Der große Chansonnier Charles Aznavour im Jahr 2010. (Archivbild)

Charles Aznavour ist unvergessen. Wir erinnern an einen der größten Chansonniers Frankreichs mit 11 seiner schönsten Lieder.

Charles Aznavour, der legendäre französische Chansonnier, wurde bei der Abschlussfeier der Olympischen Spiele 2024 in Paris posthum geehrt. Sein zeitloser Klassiker „Emmenez-moi“ hallte durch das Stadion, ein symbolischer Moment, der die Herzen der Zuschauer berührte und die Unvergänglichkeit seiner Musik unterstrich. Es war eine bewegende Hommage an einen Künstler, dessen Werk die französische Kultur entscheidend geprägt hat.

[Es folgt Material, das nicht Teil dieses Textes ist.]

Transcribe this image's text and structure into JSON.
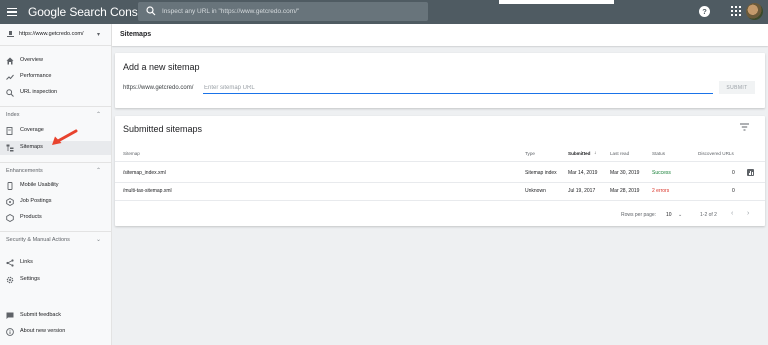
{
  "app": {
    "title": "Google Search Console"
  },
  "search": {
    "placeholder": "Inspect any URL in \"https://www.getcredo.com/\""
  },
  "property": {
    "url": "https://www.getcredo.com/"
  },
  "sidebar": {
    "items_top": [
      {
        "label": "Overview",
        "icon": "home-icon"
      },
      {
        "label": "Performance",
        "icon": "trending-up-icon"
      },
      {
        "label": "URL inspection",
        "icon": "search-icon"
      }
    ],
    "sections": [
      {
        "label": "Index",
        "items": [
          {
            "label": "Coverage",
            "icon": "coverage-icon"
          },
          {
            "label": "Sitemaps",
            "icon": "sitemap-icon",
            "active": true
          }
        ]
      },
      {
        "label": "Enhancements",
        "items": [
          {
            "label": "Mobile Usability",
            "icon": "phone-icon"
          },
          {
            "label": "Job Postings",
            "icon": "job-icon"
          },
          {
            "label": "Products",
            "icon": "product-icon"
          }
        ]
      },
      {
        "label": "Security & Manual Actions",
        "items": []
      }
    ],
    "items_bottom": [
      {
        "label": "Links",
        "icon": "links-icon"
      },
      {
        "label": "Settings",
        "icon": "gear-icon"
      }
    ],
    "footer": [
      {
        "label": "Submit feedback",
        "icon": "feedback-icon"
      },
      {
        "label": "About new version",
        "icon": "info-icon"
      }
    ]
  },
  "page": {
    "title": "Sitemaps"
  },
  "add_card": {
    "title": "Add a new sitemap",
    "prefix": "https://www.getcredo.com/",
    "placeholder": "Enter sitemap URL",
    "submit_label": "SUBMIT"
  },
  "list_card": {
    "title": "Submitted sitemaps",
    "columns": [
      "Sitemap",
      "Type",
      "Submitted",
      "Last read",
      "Status",
      "Discovered URLs"
    ],
    "sort_indicator": "↓",
    "rows": [
      {
        "sitemap": "/sitemap_index.xml",
        "type": "Sitemap index",
        "submitted": "Mar 14, 2019",
        "last_read": "Mar 30, 2019",
        "status": "Success",
        "status_kind": "success",
        "discovered": "0"
      },
      {
        "sitemap": "/multi-tax-sitemap.xml",
        "type": "Unknown",
        "submitted": "Jul 19, 2017",
        "last_read": "Mar 28, 2019",
        "status": "2 errors",
        "status_kind": "error",
        "discovered": "0"
      }
    ],
    "pagination": {
      "rows_per_page_label": "Rows per page:",
      "rows_per_page": "10",
      "range": "1-2 of 2"
    }
  },
  "colors": {
    "topbar": "#4f5b62",
    "accent": "#1a73e8",
    "success": "#188038",
    "error": "#d93025",
    "annotation_arrow": "#e8432e"
  }
}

Mit weltweit über 100 Millionen verkauften Tonträgern, mehr als 1.200 Chansons und über 50 Studioalben, die er in mehreren Sprachen aufnahm, gehörte Charles Aznavour zu den produktivsten und erfolgreichsten französischen Künstlern des 20. Jahrhunderts. Seine Musik, geprägt von tiefgründigen Texten und emotionaler Ausdruckskraft, hat Generationen berührt und ihm weit über seinen Tod im Jahr 2018 hinaus einen festen Platz in der Musikgeschichte gesichert.

1998 kürten der US-Nachrichtensender CNN und das „Time Magazine“ Charles Aznavour zum „Entertainer des Jahrhunderts“ – und sie übertrieben nicht: In seiner acht Jahrzehnte währenden Karriere hat er viele bemerkenswerte Lieder veröffentlicht. Zu seinem 100. Geburtstag 2024 haben wir elf Lieder ausgewählt.

„La bohème“ (1965)

Bob Dylan soll nach einem Auftritt Aznavours in der Carnegie Hall über ihn gesagt haben: „Er hat mich umgehauen: Er hat mir einfach das Hirn weggeblasen.“ Zu den Höhepunkten dieser Show Mitte der 1960er Jahre gehörte „La Bohème“, eine melancholische Hommage an den Pariser Stadtteil Montmartre – ein Aznavour-Signaturstück, das bei keiner seiner Live-Shows fehlte.

Auch bei seinen letzten Auftritten hat er das Stück mit einem einzigen Requisit, einem weißen Tuch, das er wegwarf, verstärkt. In diesem Moment war es viel mehr als nur ein wehmütiger Abschied von einer Epoche, die nur noch als ferne Erinnerung existiert und nie mehr zurückkehren wird.


„Désormais“ (1969)

Wie kaum ein anderes seiner Lieder drückt dieses hochdramatische Chanson das Ende einer Liebesbeziehung und den Schmerz des Abschieds aus: „Ich werde der Schatten meiner selbst sein, meine Hand von deiner Hand getrennt“. Waren viele seiner Liebeslieder leise und intim, wurden hier mit einem gewaltigen Streicherarrangement schwere Geschütze aufgefahren.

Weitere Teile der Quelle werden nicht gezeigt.